36 Andromedae

Observation data Epoch J2000 Equinox ICRS
- Constellation: Andromeda
- Right ascension: 00^{h} 54^{m} 58.25579^{s}
- Declination: +23° 37′ 41.3002″
- Apparent magnitude (V): 6.12, 5.45 (A + B)
- Right ascension: 00^{h} 54^{m} 58.21490^{s}
- Declination: +23° 37′ 42.2805″
- Apparent magnitude (V): 6.54

Characteristics
- Spectral type: G8 IV + K3 IV
- B−V color index: 1.012±0.010

Astrometry
- Radial velocity (R_{v}): −0.84±0.12 km/s
- Proper motion (μ): RA: 135.43±1.00 mas/yr Dec.: −48.61±0.48 mas/yr
- Parallax (π): 26.33±0.65 mas
- Distance: 124 ± 3 ly (38.0 ± 0.9 pc)
- Absolute magnitude (M_{V}): 2.56

Orbit
- Primary: 36 And A
- Name: 36 And B
- Period (P): 169.08±0.37 yr
- Semi-major axis (a): 0.9847″±0.0017″ (37 AU)
- Eccentricity (e): 0.3092±0.0014
- Inclination (i): 44.80±0.18°
- Longitude of the node (Ω): 173.60±0.32°
- Periastron epoch (T): 1956.23±0.17
- Argument of periastron (ω) (secondary): 359.0±0.6°

Details

36 And A
- Mass: 1.45 M_{☉}
- Radius: 3.71 R_{☉}
- Luminosity: 7.75 L_{☉}
- Temperature: 5,000 K

36 And B
- Mass: 1.34 M_{☉}
- Other designations: 36 And, NSV 343, BD+22°146, HD 5286, HIP 4288, HR 258, SAO 74359, PPM 90284, ADS 755, WDS J00550+2338AB

Database references
- SIMBAD: system

= 36 Andromedae =

Binary star system in the constellation Andromeda

36 Andromedae is a binary star system in the northern constellation of Andromeda, which is part of a triple star system. The designation is from the star catalogue of English astronomer John Flamsteed, first published in 1712. It is faintly visible to the naked eye with an apparent visual magnitude of 5.45. An annual parallax shift of 26.33 mas yields a distance estimate of about 124 light years. The system is moving closer to the Sun with a radial velocity of −0.8 km/s.

==Characteristics==
The binary nature of 36 Andromedae was discovered in 1832 by the German-Russian astronomer Wilhelm von Struve. It is a wide binary with an orbital period of 169.1 years and an eccentricity of 0.31. Their semi-major axis is of 37 astronomical units (au), larger than that of Neptune. (Note: Calculated from angular separation of 0.9847 arcsec and distance of 38.0 parsecs.) As of 2016, the pair had an angular separation of 0.90 arc seconds along a position angle of 330°.

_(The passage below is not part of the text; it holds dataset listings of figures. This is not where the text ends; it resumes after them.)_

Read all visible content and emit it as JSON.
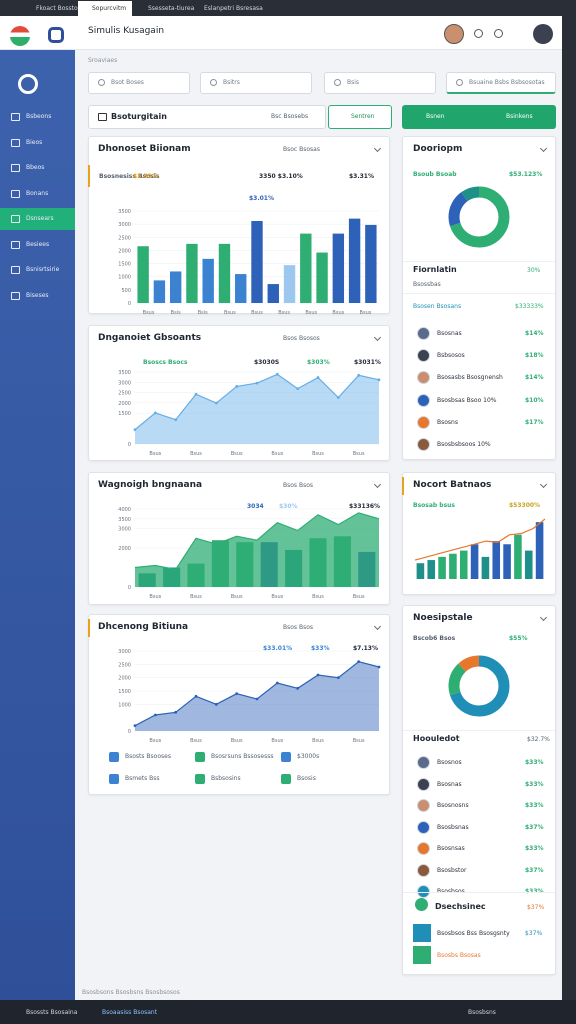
{
  "browser": {
    "tabs": [
      "Fkoact Bosstona",
      "Sopurcvitm",
      "Ssesseta-tiurea",
      "Eslanpetri Bsresasa"
    ]
  },
  "header": {
    "title": "Simulis Kusagain",
    "breadcrumb": "Sroaviaes"
  },
  "sidebar": {
    "items": [
      "Bsbeons",
      "Bieos",
      "Bbeos",
      "Bonans",
      "Dsnsears",
      "Besiees",
      "Bsnisrtsirie",
      "Biseses"
    ],
    "active": 4
  },
  "filters": [
    "Bsot Boses",
    "Bsitrs",
    "Bsis",
    "Bsuaine Bsbs Bsbsosotas"
  ],
  "toolbar": {
    "search": "Bsoturgitain",
    "hint": "Bsc Bsosebs",
    "button": "Sentren",
    "action": "Bsnen",
    "action_right": "Bsinkens"
  },
  "cards": [
    {
      "title": "Dhonoset Biionam",
      "menu": "Bsoc Bsosas",
      "stats": [
        {
          "text": "Bsosnesiss Bsosis",
          "color": "#56606d"
        },
        {
          "text": "$3.31%",
          "color": "#e8a21d"
        },
        {
          "text": "3350 $3.10%",
          "color": "#1f2733"
        },
        {
          "text": "$3.31%",
          "color": "#1f2733"
        }
      ],
      "legend": "$3.01%",
      "chart": {
        "ylim": [
          0,
          3500
        ],
        "yticks": [
          0,
          500,
          1000,
          1500,
          2000,
          2500,
          3000,
          3500
        ],
        "xlabels": [
          "Bsus",
          "Bsis",
          "Bsis",
          "Bsus",
          "Bsus",
          "Bsus",
          "Bsus",
          "Bsus",
          "Bsus"
        ],
        "series": [
          {
            "type": "bar",
            "colors": [
              "#2fae74",
              "#3b82d0",
              "#3b82d0",
              "#2fae74",
              "#3b82d0",
              "#2fae74",
              "#3b82d0",
              "#2d62b8",
              "#2d62b8",
              "#9cc8f0",
              "#2fae74",
              "#2fae74",
              "#2d62b8",
              "#2d62b8",
              "#2d62b8"
            ],
            "values": [
              2160,
              860,
              1200,
              2250,
              1680,
              2250,
              1100,
              3120,
              720,
              1440,
              2640,
              1920,
              2640,
              3210,
              2970
            ]
          }
        ]
      }
    },
    {
      "title": "Dnganoiet Gbsoants",
      "menu": "Bsos Bsosos",
      "stats": [
        {
          "text": "Bsoscs Bsocs",
          "color": "#2fae74"
        },
        {
          "text": "$3030S",
          "color": "#1f2733"
        },
        {
          "text": "$303%",
          "color": "#2fae74"
        },
        {
          "text": "$3031%",
          "color": "#1f2733"
        }
      ],
      "chart": {
        "ylim": [
          0,
          3500
        ],
        "yticks": [
          0,
          1500,
          2000,
          2500,
          3000,
          3500
        ],
        "xlabels": [
          "Bsus",
          "Bsus",
          "Bsus",
          "Bsus",
          "Bsus",
          "Bsus"
        ],
        "series": [
          {
            "type": "area",
            "color": "#64aee8",
            "values": [
              700,
              1510,
              1180,
              2420,
              1990,
              2800,
              2960,
              3390,
              2690,
              3230,
              2260,
              3340,
              3120
            ]
          }
        ]
      }
    },
    {
      "title": "Wagnoigh bngnaana",
      "menu": "Bsos Bsos",
      "stats": [
        {
          "text": "3034",
          "color": "#2d62b8"
        },
        {
          "text": "$30%",
          "color": "#9cc8f0"
        },
        {
          "text": "$33136%",
          "color": "#1f2733"
        }
      ],
      "chart": {
        "ylim": [
          0,
          4000
        ],
        "yticks": [
          0,
          2000,
          3000,
          3500,
          4000
        ],
        "xlabels": [
          "Bsus",
          "Bsus",
          "Bsus",
          "Bsus",
          "Bsus",
          "Bsus"
        ],
        "series": [
          {
            "type": "bar",
            "colors": [
              "#1f8f8a",
              "#1f8f8a",
              "#2fae74",
              "#2fae74",
              "#2fae74",
              "#2d62b8",
              "#1f8f8a",
              "#2fae74",
              "#2fae74",
              "#2d62b8"
            ],
            "values": [
              700,
              1000,
              1200,
              2400,
              2300,
              2300,
              1900,
              2500,
              2600,
              1800
            ]
          },
          {
            "type": "area",
            "color": "#2fae74",
            "values": [
              1000,
              1100,
              900,
              2500,
              2200,
              2600,
              2400,
              3300,
              2900,
              3700,
              3200,
              3800,
              3500
            ]
          }
        ]
      }
    },
    {
      "title": "Dhcenong Bitiuna",
      "menu": "Bsos Bsos",
      "stats": [
        {
          "text": "$33.01%",
          "color": "#3b82d0"
        },
        {
          "text": "$33%",
          "color": "#3b82d0"
        },
        {
          "text": "$7.13%",
          "color": "#1f2733"
        }
      ],
      "chart": {
        "ylim": [
          0,
          3000
        ],
        "yticks": [
          0,
          1000,
          1500,
          2000,
          2500,
          3000
        ],
        "xlabels": [
          "Bsus",
          "Bsus",
          "Bsus",
          "Bsus",
          "Bsus",
          "Bsus"
        ],
        "series": [
          {
            "type": "area",
            "color": "#2d62b8",
            "values": [
              200,
              600,
              700,
              1300,
              1000,
              1400,
              1200,
              1800,
              1600,
              2100,
              2000,
              2600,
              2400
            ]
          }
        ]
      },
      "legend": [
        {
          "text": "Bsosts Bsooses",
          "color": "#3b82d0"
        },
        {
          "text": "Bsosrsuns Bssosesss",
          "color": "#2fae74"
        },
        {
          "text": "$3000s",
          "color": "#3b82d0"
        },
        {
          "text": "Bsmets Bss",
          "color": "#3b82d0"
        },
        {
          "text": "Bsbsosins",
          "color": "#2fae74"
        },
        {
          "text": "Bsosis",
          "color": "#2fae74"
        }
      ]
    }
  ],
  "side": [
    {
      "title": "Dooriopm",
      "stats": [
        {
          "text": "Bsoub Bsoab",
          "color": "#2fae74"
        },
        {
          "text": "$53.123%",
          "color": "#2fae74"
        }
      ],
      "donut": {
        "values": [
          70,
          20,
          10
        ],
        "colors": [
          "#2fae74",
          "#2d62b8",
          "#1f8f8a"
        ]
      },
      "section": {
        "title": "Fiornlatin",
        "value": "30%",
        "sub": "Bsossbas",
        "row": "Bsosen Bsosans",
        "row_value": "$33333%"
      },
      "items": [
        {
          "name": "Bsosnas",
          "value": "$14%",
          "color": "#2fae74"
        },
        {
          "name": "Bsbsosos",
          "value": "$18%",
          "color": "#2fae74"
        },
        {
          "name": "Bsosasbs Bsosgnensh",
          "value": "$14%",
          "color": "#2fae74"
        },
        {
          "name": "Bsosbsas Bsoo 10%",
          "value": "$10%",
          "color": "#2fae74"
        },
        {
          "name": "Bsosns",
          "value": "$17%",
          "color": "#2fae74"
        },
        {
          "name": "Bsosbsbsoos 10%",
          "value": "",
          "color": "#2fae74"
        }
      ]
    },
    {
      "title": "Nocort Batnaos",
      "stats": [
        {
          "text": "Bsosab bsus",
          "color": "#2fae74"
        },
        {
          "text": "$53300%",
          "color": "#c9a21d"
        }
      ],
      "chart": {
        "series": [
          {
            "type": "bar",
            "colors": [
              "#1f8f8a",
              "#1f8f8a",
              "#2fae74",
              "#2fae74",
              "#2fae74",
              "#2d62b8",
              "#1f8f8a",
              "#2d62b8",
              "#2d62b8",
              "#2fae74",
              "#1f8f8a",
              "#2d62b8"
            ],
            "values": [
              25,
              30,
              35,
              40,
              45,
              55,
              35,
              60,
              55,
              70,
              45,
              90
            ]
          },
          {
            "type": "line",
            "color": "#e8772e",
            "values": [
              30,
              35,
              40,
              45,
              50,
              55,
              60,
              58,
              70,
              72,
              80,
              95
            ]
          }
        ]
      }
    },
    {
      "title": "Noesipstale",
      "stats": [
        {
          "text": "Bscob6 Bsos",
          "color": "#56606d"
        },
        {
          "text": "$55%",
          "color": "#2fae74"
        }
      ],
      "donut": {
        "values": [
          70,
          18,
          12
        ],
        "colors": [
          "#1f8fb8",
          "#2fae74",
          "#e8772e"
        ]
      },
      "section": {
        "title": "Hoouledot",
        "value": "$32.7%"
      },
      "items": [
        {
          "name": "Bsosnos",
          "value": "$33%",
          "color": "#2fae74"
        },
        {
          "name": "Bsosnas",
          "value": "$33%",
          "color": "#2fae74"
        },
        {
          "name": "Bsosnosns",
          "value": "$33%",
          "color": "#2fae74"
        },
        {
          "name": "Bsosbsnas",
          "value": "$37%",
          "color": "#2fae74"
        },
        {
          "name": "Bsosnsas",
          "value": "$33%",
          "color": "#2fae74"
        },
        {
          "name": "Bsosbstor",
          "value": "$37%",
          "color": "#2fae74"
        },
        {
          "name": "Bsosbsos",
          "value": "$33%",
          "color": "#2fae74"
        }
      ],
      "section2": {
        "title": "Dsechsinec",
        "value": "$37%",
        "rows": [
          {
            "text": "Bsosbsos Bss Bsosgsnty",
            "value": "$37%",
            "color": "#1f8fb8"
          },
          {
            "text": "Bsosbs Bsosas",
            "value": "",
            "color": "#2fae74"
          }
        ]
      }
    }
  ],
  "footer": {
    "text": "Bsosbsons Bsosbsns Bsosbsosos",
    "left": "Bsossts Bsosaina",
    "center": "Bsoaasiss Bsosant",
    "right": "Bsosbsns"
  }
}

The primary, component A, is a magnitude 6.12 G-type star with a stellar classification of G8 IV, while the secondary, component B, has a magnitude of 6.54 and is a K-type star of class K3 IV. Their brightness compared to their temperatures indicate they are evolving subgiant stars. However, at least one of the components is subject to flare activity, which may suggest they are instead pre-main sequence stars.

36 Andromedae makes part of a triple star system. A third star, which shares a common proper motion with the inner pair and hence is believed to form a triple system, is separated by the AB pair by 1,407" (0.39°). At the system's distance, this implies a projected separation of 53000 astronomical units (53000 au light-years) (Note: Calculated from angular separation of 1407 arcsec and distance of 38.0 parsecs.) and an estimated orbital period of seven million years. It is a K-type main-sequence star with 0.68 times the mass of the Sun and an apparent magnitude of 10.92.